By Giorgio Fumera – PRA Lab, University of Cagliari.
In a previous article, we provided an overview on the application of computer vision research to support Law Enforcement Agency (LEA) operators.
In this article we’ll better detail the intelligent video surveillance (aka video analytics) software tools developed by the PRA Lab, University of Cagliari, within the LETSCROWD project.
How does computer vision research contribute to LETSCROWD?
Two kinds of monitoring and investigation tasks carried out by LEAs in the context of mass gathering events have been considered in LETSCROWD:
- during event execution, estimating the number of people in a given region of the event venue, either by LEA operators in the field, or from real-time videos monitored in a control room or command post;
- during post-event forensic investigations, scanning a large amount of videos acquired during a mass gathering event by a video surveillance camera network, to search for individuals of interest, such as suspect ones.

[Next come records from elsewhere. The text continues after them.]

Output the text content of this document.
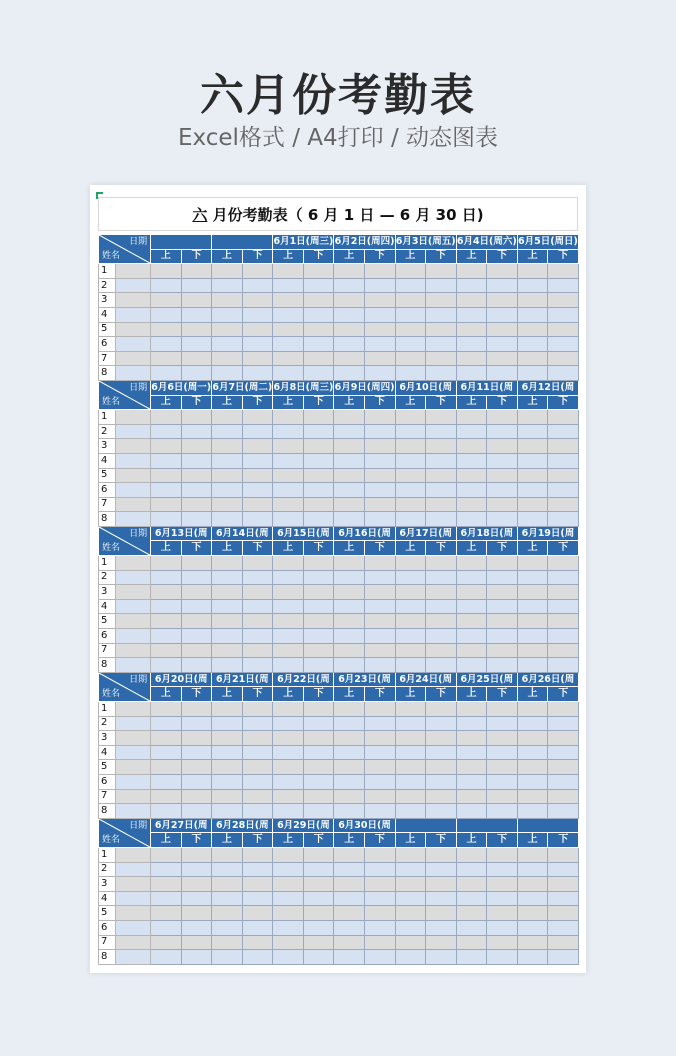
六月份考勤表
Excel格式 / A4打印 / 动态图表
六 月份考勤表（ 6 月 1 日 — 6 月 30 日)
日期
姓名						6月1日(周三)		6月2日(周四)		6月3日(周五)		6月4日(周六)		6月5日(周日)	
		上	下	上	下	上	下	上	下	上	下	上	下	上	下
1															
2															
3															
4															
5															
6															
7															
8															

日期
姓名		6月6日(周一)		6月7日(周二)		6月8日(周三)		6月9日(周四)		6月10日(周		6月11日(周		6月12日(周	
		上	下	上	下	上	下	上	下	上	下	上	下	上	下
1															
2															
3															
4															
5															
6															
7															
8															

日期
姓名		6月13日(周		6月14日(周		6月15日(周		6月16日(周		6月17日(周		6月18日(周		6月19日(周	
		上	下	上	下	上	下	上	下	上	下	上	下	上	下
1															
2															
3															
4															
5															
6															
7															
8															

日期
姓名		6月20日(周		6月21日(周		6月22日(周		6月23日(周		6月24日(周		6月25日(周		6月26日(周	
		上	下	上	下	上	下	上	下	上	下	上	下	上	下
1															
2															
3															
4															
5															
6															
7															
8															

日期
姓名		6月27日(周		6月28日(周		6月29日(周		6月30日(周							
		上	下	上	下	上	下	上	下	上	下	上	下	上	下
1															
2															
3															
4															
5															
6															
7															
8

Manually performing the above tasks is time-consuming and tedious. Specific software tools, which can be deployed as components of software suites used by LEAs to manage their video surveillance systems, can support LEA operators and forensic investigators by reducing the time required to perform such tasks.
Three specific prototype tools have been developed as part of the LETSCROWD project: appearance-based person re-identification, attribute-based people search, crowd density estimation.

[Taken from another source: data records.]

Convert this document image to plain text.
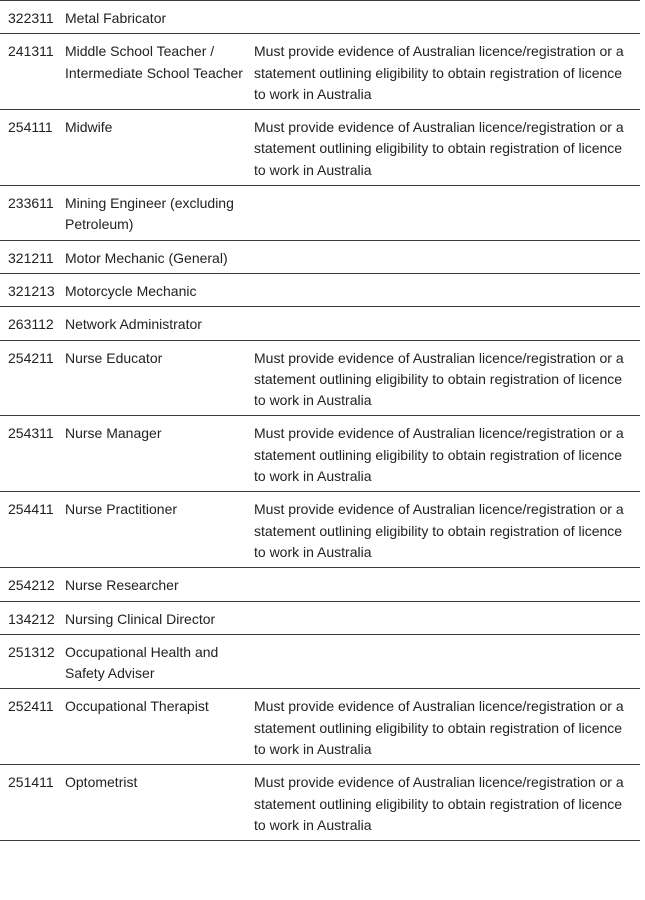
322311	Metal Fabricator	
241311	Middle School Teacher / Intermediate School Teacher	Must provide evidence of Australian licence/registration or a statement outlining eligibility to obtain registration of licence to work in Australia
254111	Midwife	Must provide evidence of Australian licence/registration or a statement outlining eligibility to obtain registration of licence to work in Australia
233611	Mining Engineer (excluding Petroleum)	
321211	Motor Mechanic (General)	
321213	Motorcycle Mechanic	
263112	Network Administrator	
254211	Nurse Educator	Must provide evidence of Australian licence/registration or a statement outlining eligibility to obtain registration of licence to work in Australia
254311	Nurse Manager	Must provide evidence of Australian licence/registration or a statement outlining eligibility to obtain registration of licence to work in Australia
254411	Nurse Practitioner	Must provide evidence of Australian licence/registration or a statement outlining eligibility to obtain registration of licence to work in Australia
254212	Nurse Researcher	
134212	Nursing Clinical Director	
251312	Occupational Health and Safety Adviser	
252411	Occupational Therapist	Must provide evidence of Australian licence/registration or a statement outlining eligibility to obtain registration of licence to work in Australia
251411	Optometrist	Must provide evidence of Australian licence/registration or a statement outlining eligibility to obtain registration of licence to work in Australia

Appearance-based person re-identification
Face recognition systems are nowadays widely used by LEAs to search for suspect individuals in videos acquired by CCTV systems. However, in unconstrained settings face may be not visible (e.g., due to person pose or to occlusions), or may cover a too small image region, due to camera distance, to be useful for automatic face recognition. In this case appearance-based person re-identification systems can support LEA operators and forensic investigators by automatically retrieving images of an individual of interest based on clothing appearance to a query image of the same individual manually selected by the user from a video frame. From each retrieved image the user can access the video from which it was extracted, which allows one to analyse the behaviour of the corresponding individual. Even when face is visible, appearance-based person re-identification can be used to complement face recognition systems.

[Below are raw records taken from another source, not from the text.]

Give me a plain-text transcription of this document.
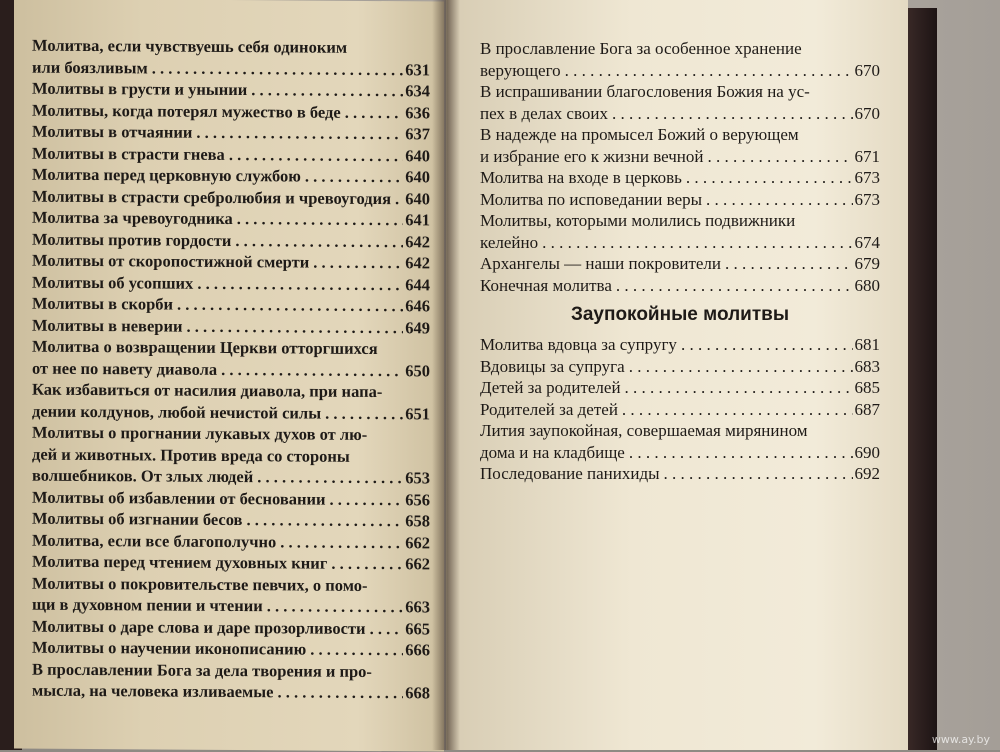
Молитва, если чувствуешь себя одиноким
или боязливым . . .	631
Молитвы в грусти и унынии . . .	634
Молитвы, когда потерял мужество в беде . . .	636
Молитвы в отчаянии . . .	637
Молитвы в страсти гнева . . .	640
Молитва перед церковную службою . . .	640
Молитвы в страсти сребролюбия и чревоугодия . . . 640
Молитва за чревоугодника . . .	641
Молитвы против гордости . . .	642
Молитвы от скоропостижной смерти . . .	642
Молитвы об усопших . . .	644
Молитвы в скорби . . .	646
Молитвы в неверии . . .	649
Молитва о возвращении Церкви отторгшихся
от нее по навету диавола . . .	650
Как избавиться от насилия диавола, при напа-
дении колдунов, любой нечистой силы . . .	651
Молитвы о прогнании лукавых духов от лю-
дей и животных. Против вреда со стороны
волшебников. От злых людей . . .	653
Молитвы об избавлении от бесновании . . .	656
Молитвы об изгнании бесов . . .	658
Молитва, если все благополучно . . .	662
Молитва перед чтением духовных книг . . .	662
Молитвы о покровительстве певчих, о помо-
щи в духовном пении и чтении . . .	663
Молитвы о даре слова и даре прозорливости . . .	665
Молитвы о научении иконописанию . . .	666
В прославлении Бога за дела творения и про-
мысла, на человека изливаемые . . .	668
В прославление Бога за особенное хранение
верующего . . .	670
В испрашивании благословения Божия на ус-
пех в делах своих . . .	670
В надежде на промысел Божий о верующем
и избрание его к жизни вечной . . .	671
Молитва на входе в церковь . . .	673
Молитва по исповедании веры . . .	673
Молитвы, которыми молились подвижники
келейно . . .	674
Архангелы — наши покровители . . .	679
Конечная молитва . . .	680
Заупокойные молитвы
Молитва вдовца за супругу . . .	681
Вдовицы за супруга . . .	683
Детей за родителей . . .	685
Родителей за детей . . .	687
Лития заупокойная, совершаемая мирянином
дома и на кладбище . . .	690
Последование панихиды . . .	692
www.ay.by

Attribute-based people search
Often, in forensic investigations, a description of a suspect individual is provided by eyewitnesses, and investigators have to search for similarly looking individuals in videos acquired by a CCTV system. The description may involve clothing appearance, as well as attributes, such as gender and carried items (e.g., bags or backpacks). Attribute-based people search systems allow the user to input the attribute profile of an individual of interest in terms of a predefined set of attributes, such as the colours of upper and lower body clothing, gender, and carried items, and then automatically retrieve images of individuals exhibiting a similar attribute profile.
Crowd density estimation
During mass gathering events, LEA operators almost manually monitor the size of a crowd and estimate the number of people in a given region of the event venue. These tasks are time-consuming as well, especially when many video cameras have to be monitored simultaneously.
Currently, computer vision tools already exist for automatically counting the number of people in a scene, but their effectiveness is limited to non-crowded scene when almost no overlapping between people nor occlusions by objects in the scene are present. Automatically estimating the number of people in crowded scenes with significant overlapping or occlusions, known as crowd density estimation in the computer vision field, is still a very challenging task. In the LETSCROWD project a crowd density estimation tool has been developed to provide a real-time estimate of the number of people in a scene, or in a user-defined region of interest inside a scene. This kind of tool can also raise alerts when the estimated number of people exceeds a user-defined threshold, and when anomalous and potentially dangerous behaviours are automatically detected, such as a sudden increase or decrease of the estimated number of people.